Take stream crossings as an example. These can generally be broken into three levels: easy ones, scary looking ones which aren’t actually that hard, and dangerous ones. Being able to cruise through most of the second category has more to do with confidence than anything else, which in turn has mostly to do with familiarity. Spending a lot of time wading and boating is the key here, and of all things fly fishing has done the most to build my abilities. So get out in the water on foot and in a boat, learn to read water in both circumstances, and build a body of experience from which the least fear-based decisions can be made.
5) Learn the system
Outdoor activities take place in the modern world, and all the knowledge and skills which can fit into one brain are of purely academic worth if they don’t get out and help shoes get muddy and eyes see astounding things. Familiarity with what makes a good route and a good trip, everything from planning with maps and sat photos to getting applicable permits and finding the best post-trip eats, is as much the hallmark of experience as not making wrong turns through densely forested valleys. Finding good camps, hitting the rivers at the best levels, and bringing close to the right clothing and shelter all make a good trip into a great, and there is no higher satisfaction than going to a brand new area and nailing a creative, varied, new route.

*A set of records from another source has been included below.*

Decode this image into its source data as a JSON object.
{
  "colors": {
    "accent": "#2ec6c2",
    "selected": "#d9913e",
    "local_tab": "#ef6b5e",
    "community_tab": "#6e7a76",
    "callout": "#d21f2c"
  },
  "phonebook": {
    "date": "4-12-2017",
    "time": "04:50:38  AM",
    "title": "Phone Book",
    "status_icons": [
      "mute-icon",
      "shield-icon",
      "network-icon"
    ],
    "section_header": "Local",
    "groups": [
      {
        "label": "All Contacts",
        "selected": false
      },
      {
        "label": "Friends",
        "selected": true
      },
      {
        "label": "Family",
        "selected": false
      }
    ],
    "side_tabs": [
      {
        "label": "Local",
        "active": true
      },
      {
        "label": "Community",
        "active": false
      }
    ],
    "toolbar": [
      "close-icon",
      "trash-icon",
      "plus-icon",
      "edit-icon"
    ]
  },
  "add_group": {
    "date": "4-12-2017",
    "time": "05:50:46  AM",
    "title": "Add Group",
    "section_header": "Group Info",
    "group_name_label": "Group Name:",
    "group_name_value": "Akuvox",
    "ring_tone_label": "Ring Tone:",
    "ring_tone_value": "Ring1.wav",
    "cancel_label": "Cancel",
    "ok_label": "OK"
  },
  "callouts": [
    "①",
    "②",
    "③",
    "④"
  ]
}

Lastly, I would counsel patience with all of these things. Outdoor adventure is a discipline, in that intelligent shortcutting of the learning is only possible and desirable to a limited extent. Beating your head against the wall with the same mistakes year after year is no good, but the effort in/reward out correlation is a pretty damn linear one, regardless of discipline. Adventure is a lifelong enterprise; better to learn things well the first time, given how much there is to see.